Zimbardo Stanford Prison experiment

Cards (11)

  • Social roles
    Behaviours expected by an individual who occupies a given social position or status
  • Procedure of the Stanford Prison Experiment
    1. Advertised for students to take part and selected the 24 most emotionally stable who were randomly assigned to the role of either prisoner or guard
    2. Prisoners were unexpectedly arrested at home by local police and were blindfolded, strip-searched, deloused, given a uniform and a number on arrival to the prison
    3. The prisoners were given 16 rules they had to follow
    4. Guards were given uniforms, wooden clubs, handcuffs, keys and wore reflective sunglasses to prevent eye contact and told they had complete power over prisoners
    5. Guards referred to prisoners by their numbers
    6. Zimbardo took on the role of Prison Superintendent
    7. The study was planned to last for two weeks
  • Strengths of the Stanford Prison Experiment
    • The study has real life applications (e.g. Abu Ghraib prison)

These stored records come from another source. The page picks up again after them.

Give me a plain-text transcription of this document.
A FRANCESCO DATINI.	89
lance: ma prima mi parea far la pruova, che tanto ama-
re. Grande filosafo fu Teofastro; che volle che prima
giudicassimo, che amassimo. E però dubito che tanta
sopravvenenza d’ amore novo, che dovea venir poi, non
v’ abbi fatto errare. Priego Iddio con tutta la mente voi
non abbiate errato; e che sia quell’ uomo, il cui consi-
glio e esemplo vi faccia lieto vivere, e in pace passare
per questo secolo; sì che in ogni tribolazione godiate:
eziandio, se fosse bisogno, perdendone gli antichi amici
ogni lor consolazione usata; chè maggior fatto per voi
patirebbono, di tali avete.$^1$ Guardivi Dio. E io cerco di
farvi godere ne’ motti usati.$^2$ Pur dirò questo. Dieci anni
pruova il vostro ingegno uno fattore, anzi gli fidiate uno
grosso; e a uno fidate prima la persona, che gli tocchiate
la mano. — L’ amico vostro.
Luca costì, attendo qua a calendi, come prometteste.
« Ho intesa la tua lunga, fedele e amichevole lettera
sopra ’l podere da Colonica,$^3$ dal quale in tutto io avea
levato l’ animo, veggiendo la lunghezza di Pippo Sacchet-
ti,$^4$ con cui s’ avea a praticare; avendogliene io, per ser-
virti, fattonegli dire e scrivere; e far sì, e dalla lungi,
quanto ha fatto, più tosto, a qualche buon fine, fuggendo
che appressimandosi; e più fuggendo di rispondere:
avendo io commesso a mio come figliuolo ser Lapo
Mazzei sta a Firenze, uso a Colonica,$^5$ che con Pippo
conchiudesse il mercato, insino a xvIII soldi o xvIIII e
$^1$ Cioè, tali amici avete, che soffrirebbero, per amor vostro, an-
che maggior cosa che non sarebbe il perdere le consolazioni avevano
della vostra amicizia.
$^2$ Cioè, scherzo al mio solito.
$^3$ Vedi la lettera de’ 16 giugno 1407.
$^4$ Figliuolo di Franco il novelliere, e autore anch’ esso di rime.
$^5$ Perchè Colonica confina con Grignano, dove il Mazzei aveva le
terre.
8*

    • Study had a high degree of control
  • Weaknesses of the Stanford Prison Experiment
    • Reicher and Haslam (2006) replicated the study and found contradictory results
    • The study is considered unethical (participants were not protected from emotional and physical harm, and did not have the right to withdraw)
  • Aim – to test whether ordinary people would conform to the social roles of prison guard and prisoner in a mock prison as part of the Stanford Prison experiment.
  • Findings:
    • Guards grew increasingly abusive towards the prisoners; waking them in the night and forcing them to clean toilets with their bare hands.
    • Five prisoners were allowed to leave the study early due to extreme reactions
    • Study was terminated after 6 days
    • Both the guards and prisoners conformed to their social roles
    • All participants appeared to lose their sense of personal identity, identifying instead with the social role they were given.
  • Conclusion:
    Social roles have a strong influence over behaviour.
  • a strength is that The study has real life applications. For example, the Abu Ghraib prison in Iraq 2003 & 2004 where US soldiers abused and tortured Iraqi prisoners. The prison had the same findings as Zimbardo due to the soldiers having a lack of training, lack of accountability and boredom.
  • a strength is the Study had a high degree of control. Zimbardo had control over who was selected. This is positive as the study has high internal validity.
  • a weakness is Reicher & Haslam replicated the Stanford Prison Experiment & their findings contradict Zimbardo's. participants did not conform to their social roles automatically. guards did not identify with their status & refused to impose their authority; prisoners identified as a group to challenge guards’ authority which resulted in a shift of power & a collapse of the prison system. These results suggest that conformity to social roles may not be as automatic as originally implied but may be down to the shared social identity of a specific group.
  • a weakness is The study is considered unethical. The participants acting as prisoners were not protected from emotional and physical harm to the point participants were distressed and having emotional breakdowns and the experiment was forced to be terminated early on day 6. Participants also did not have the right to withdraw in this study. This is a weakness because it violates the BPS code of ethics.